I’ve actually had this cover for some time, and even have it
displayed as a link to its book page on this blog, but none of that information
goes out to my email distribution or on my feeds to Google+, Amazon, or
Goodreads. So for the rest of my reading
audience, the cover and my working synopsis for the next volume
in the Mind Sleuth Series.
Happy writing,
BmP
In 2065 St. Louis, Missouri, Dr. Sam “Doc” Price’s life-long friend, Rick Johnston, is found dead. But nothing about his death makes sense to Doc. And when the authorities decline to investigate, due to the lack of evidence of foul play, he starts to recreate a landscape of their past lives, a retroscape, looking for watersheds that might explain such a needlessly violent and lonely death in a world where such actions are unimaginable.
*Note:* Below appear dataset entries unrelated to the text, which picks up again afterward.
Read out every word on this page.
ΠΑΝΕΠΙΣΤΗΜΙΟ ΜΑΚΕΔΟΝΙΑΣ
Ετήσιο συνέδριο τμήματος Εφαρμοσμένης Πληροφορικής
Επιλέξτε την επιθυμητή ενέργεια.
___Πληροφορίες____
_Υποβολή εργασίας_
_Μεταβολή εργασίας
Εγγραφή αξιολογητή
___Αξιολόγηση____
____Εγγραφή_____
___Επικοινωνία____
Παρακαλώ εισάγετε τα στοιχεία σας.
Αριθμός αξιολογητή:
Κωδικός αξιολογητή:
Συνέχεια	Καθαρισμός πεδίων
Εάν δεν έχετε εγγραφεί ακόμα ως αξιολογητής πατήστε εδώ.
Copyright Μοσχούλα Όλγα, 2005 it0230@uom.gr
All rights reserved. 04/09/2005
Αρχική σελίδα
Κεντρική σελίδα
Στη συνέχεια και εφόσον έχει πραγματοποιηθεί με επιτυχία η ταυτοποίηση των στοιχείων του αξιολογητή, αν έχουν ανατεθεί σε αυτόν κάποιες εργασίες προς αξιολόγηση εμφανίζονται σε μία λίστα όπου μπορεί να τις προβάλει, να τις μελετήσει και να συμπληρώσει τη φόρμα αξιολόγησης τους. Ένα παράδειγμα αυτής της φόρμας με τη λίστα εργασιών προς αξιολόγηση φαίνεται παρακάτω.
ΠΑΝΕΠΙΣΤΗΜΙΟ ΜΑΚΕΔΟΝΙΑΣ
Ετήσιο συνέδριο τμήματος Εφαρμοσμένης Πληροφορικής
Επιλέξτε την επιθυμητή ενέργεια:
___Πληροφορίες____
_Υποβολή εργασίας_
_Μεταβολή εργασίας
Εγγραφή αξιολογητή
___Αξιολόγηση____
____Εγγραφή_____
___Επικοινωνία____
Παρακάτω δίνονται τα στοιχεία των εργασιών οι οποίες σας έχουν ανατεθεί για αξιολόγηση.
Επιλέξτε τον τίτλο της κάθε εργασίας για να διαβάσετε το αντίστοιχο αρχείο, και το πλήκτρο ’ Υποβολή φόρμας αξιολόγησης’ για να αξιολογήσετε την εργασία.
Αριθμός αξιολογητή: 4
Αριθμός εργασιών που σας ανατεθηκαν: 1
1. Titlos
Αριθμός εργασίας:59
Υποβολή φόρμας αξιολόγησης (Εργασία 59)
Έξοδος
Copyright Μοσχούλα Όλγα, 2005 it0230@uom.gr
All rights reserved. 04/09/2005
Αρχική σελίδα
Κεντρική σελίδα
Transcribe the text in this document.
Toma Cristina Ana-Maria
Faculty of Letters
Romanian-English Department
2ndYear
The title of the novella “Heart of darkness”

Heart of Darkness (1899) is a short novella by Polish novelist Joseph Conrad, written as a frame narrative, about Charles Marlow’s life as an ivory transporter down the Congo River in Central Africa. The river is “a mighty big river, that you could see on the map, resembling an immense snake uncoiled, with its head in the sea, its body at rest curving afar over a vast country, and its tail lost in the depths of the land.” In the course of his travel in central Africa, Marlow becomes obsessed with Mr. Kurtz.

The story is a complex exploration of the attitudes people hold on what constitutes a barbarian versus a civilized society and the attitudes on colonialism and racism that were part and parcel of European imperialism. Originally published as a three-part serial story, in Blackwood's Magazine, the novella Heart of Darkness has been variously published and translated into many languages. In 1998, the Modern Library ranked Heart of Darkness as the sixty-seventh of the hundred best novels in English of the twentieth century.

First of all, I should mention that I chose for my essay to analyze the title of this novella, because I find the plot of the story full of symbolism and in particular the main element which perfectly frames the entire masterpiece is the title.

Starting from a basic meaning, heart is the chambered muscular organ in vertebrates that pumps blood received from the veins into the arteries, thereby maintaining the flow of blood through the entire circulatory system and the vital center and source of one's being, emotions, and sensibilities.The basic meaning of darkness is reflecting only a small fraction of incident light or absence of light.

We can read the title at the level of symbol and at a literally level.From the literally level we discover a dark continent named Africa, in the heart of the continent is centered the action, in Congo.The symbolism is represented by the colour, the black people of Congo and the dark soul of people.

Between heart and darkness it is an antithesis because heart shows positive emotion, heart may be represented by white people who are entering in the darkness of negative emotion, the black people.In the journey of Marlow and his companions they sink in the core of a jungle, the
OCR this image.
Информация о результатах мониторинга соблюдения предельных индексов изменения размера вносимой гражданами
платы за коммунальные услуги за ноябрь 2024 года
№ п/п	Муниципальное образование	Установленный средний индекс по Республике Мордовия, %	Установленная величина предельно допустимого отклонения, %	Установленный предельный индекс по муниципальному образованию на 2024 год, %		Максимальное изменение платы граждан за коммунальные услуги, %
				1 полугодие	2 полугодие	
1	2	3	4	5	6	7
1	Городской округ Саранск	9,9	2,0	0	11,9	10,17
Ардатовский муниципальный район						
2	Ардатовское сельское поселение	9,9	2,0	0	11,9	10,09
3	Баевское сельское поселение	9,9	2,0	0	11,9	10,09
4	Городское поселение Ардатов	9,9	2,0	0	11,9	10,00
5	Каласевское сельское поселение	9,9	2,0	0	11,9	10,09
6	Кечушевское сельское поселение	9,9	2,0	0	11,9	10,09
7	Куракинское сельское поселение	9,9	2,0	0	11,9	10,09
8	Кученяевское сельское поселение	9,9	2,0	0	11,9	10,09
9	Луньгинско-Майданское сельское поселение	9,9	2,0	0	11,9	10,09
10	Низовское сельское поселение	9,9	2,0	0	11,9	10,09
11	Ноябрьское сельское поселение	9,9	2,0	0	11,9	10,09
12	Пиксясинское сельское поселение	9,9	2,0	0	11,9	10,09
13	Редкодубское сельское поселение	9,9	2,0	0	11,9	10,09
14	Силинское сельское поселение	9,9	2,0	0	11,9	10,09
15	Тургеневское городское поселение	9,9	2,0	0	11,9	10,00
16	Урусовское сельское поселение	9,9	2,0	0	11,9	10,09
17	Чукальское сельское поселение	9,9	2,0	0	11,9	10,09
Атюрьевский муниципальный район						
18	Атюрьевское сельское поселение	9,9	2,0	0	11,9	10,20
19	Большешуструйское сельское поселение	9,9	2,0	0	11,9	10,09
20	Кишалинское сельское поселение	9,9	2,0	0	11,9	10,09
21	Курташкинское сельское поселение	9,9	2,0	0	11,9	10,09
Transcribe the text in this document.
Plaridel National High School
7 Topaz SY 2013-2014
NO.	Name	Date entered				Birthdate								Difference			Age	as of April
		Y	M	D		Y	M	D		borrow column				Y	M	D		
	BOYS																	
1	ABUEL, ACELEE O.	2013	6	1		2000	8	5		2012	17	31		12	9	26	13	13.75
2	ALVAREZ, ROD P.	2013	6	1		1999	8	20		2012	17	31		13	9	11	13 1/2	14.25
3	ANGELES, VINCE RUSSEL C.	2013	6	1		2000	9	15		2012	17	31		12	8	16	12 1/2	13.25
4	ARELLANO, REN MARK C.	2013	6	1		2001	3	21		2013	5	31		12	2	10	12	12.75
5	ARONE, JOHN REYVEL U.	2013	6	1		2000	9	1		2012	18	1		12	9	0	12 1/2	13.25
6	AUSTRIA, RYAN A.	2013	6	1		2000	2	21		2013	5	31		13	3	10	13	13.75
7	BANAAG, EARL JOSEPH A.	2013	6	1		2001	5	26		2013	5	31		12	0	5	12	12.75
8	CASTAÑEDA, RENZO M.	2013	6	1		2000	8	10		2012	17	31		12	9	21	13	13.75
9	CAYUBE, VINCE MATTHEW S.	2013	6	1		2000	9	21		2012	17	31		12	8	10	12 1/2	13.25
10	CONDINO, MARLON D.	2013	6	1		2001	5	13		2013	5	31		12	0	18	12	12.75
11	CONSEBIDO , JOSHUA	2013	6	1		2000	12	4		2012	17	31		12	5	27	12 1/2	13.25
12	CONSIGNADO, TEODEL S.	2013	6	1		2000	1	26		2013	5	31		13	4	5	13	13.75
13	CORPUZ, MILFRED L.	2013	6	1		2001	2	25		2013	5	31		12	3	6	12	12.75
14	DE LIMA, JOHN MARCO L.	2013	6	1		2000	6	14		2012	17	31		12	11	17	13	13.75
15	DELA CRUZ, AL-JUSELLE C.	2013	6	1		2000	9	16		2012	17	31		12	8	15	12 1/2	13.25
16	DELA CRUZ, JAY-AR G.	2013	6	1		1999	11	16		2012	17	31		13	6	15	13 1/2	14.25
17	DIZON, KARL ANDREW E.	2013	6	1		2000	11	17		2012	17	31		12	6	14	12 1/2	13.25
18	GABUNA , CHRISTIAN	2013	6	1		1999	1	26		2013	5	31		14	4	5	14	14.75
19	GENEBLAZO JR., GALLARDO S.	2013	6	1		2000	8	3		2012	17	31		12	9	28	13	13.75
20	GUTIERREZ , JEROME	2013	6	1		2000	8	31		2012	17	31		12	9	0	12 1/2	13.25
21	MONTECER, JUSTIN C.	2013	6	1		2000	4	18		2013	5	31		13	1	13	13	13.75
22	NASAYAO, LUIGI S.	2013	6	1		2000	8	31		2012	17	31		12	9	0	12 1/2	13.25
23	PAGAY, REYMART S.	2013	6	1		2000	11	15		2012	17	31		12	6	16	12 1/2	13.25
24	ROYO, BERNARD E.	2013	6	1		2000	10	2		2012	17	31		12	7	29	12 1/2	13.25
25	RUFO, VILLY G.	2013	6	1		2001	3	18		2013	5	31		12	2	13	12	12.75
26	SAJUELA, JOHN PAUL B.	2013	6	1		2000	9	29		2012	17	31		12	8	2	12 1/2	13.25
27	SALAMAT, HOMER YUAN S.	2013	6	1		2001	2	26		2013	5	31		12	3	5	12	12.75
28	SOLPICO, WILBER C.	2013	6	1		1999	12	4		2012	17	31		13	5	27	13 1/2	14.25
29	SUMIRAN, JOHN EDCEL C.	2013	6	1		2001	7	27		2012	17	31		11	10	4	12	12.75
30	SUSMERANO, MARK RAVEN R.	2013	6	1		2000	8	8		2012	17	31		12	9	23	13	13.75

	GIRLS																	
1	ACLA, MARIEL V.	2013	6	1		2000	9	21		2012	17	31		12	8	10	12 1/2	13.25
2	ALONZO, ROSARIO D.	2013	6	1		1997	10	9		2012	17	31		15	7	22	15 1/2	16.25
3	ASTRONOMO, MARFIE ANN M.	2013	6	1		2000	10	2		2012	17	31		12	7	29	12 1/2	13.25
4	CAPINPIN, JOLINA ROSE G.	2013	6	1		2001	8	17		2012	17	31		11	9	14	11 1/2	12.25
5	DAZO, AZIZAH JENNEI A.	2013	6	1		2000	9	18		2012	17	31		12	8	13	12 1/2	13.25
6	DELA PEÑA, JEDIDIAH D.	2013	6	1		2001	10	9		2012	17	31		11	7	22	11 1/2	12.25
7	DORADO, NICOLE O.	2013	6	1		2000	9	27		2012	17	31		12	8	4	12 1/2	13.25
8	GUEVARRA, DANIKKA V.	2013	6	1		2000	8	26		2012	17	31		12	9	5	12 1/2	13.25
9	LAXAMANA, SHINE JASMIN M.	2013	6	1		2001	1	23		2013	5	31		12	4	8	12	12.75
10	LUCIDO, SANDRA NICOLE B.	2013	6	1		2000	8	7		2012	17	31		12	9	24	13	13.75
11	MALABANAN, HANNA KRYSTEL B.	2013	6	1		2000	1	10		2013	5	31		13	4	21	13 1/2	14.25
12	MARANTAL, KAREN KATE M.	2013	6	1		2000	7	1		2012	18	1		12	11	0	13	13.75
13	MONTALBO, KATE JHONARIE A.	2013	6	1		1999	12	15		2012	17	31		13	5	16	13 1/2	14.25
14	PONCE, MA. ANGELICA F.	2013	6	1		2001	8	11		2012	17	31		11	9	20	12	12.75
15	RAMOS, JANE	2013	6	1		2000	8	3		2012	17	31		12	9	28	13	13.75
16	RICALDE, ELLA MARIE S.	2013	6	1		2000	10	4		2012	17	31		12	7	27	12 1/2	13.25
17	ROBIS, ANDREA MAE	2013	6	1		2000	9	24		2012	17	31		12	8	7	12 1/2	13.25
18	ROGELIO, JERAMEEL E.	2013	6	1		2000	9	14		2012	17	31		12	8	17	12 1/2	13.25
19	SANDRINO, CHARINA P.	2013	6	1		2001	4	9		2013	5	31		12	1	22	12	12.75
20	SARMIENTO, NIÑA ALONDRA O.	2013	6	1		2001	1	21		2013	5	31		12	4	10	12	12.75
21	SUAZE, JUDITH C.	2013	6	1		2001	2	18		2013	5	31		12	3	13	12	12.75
As he reconstructions their friendship in his mind, Doc recounts a threatened pandemic that killed almost no one, but nonetheless, left the world permanently disfigured. He recalls when humans started turning to robots for acceptance, companionship, and yes, even love. He remembers the constant push and pull of technology, making human lives more convenient, easier, but perhaps, not better. And in the end, Doc discovers a single phrase, uttered only twice, that leads to the realization that now, 100 years after their initial predictions, the dystopian futurists had been exactly right...and completely wrong.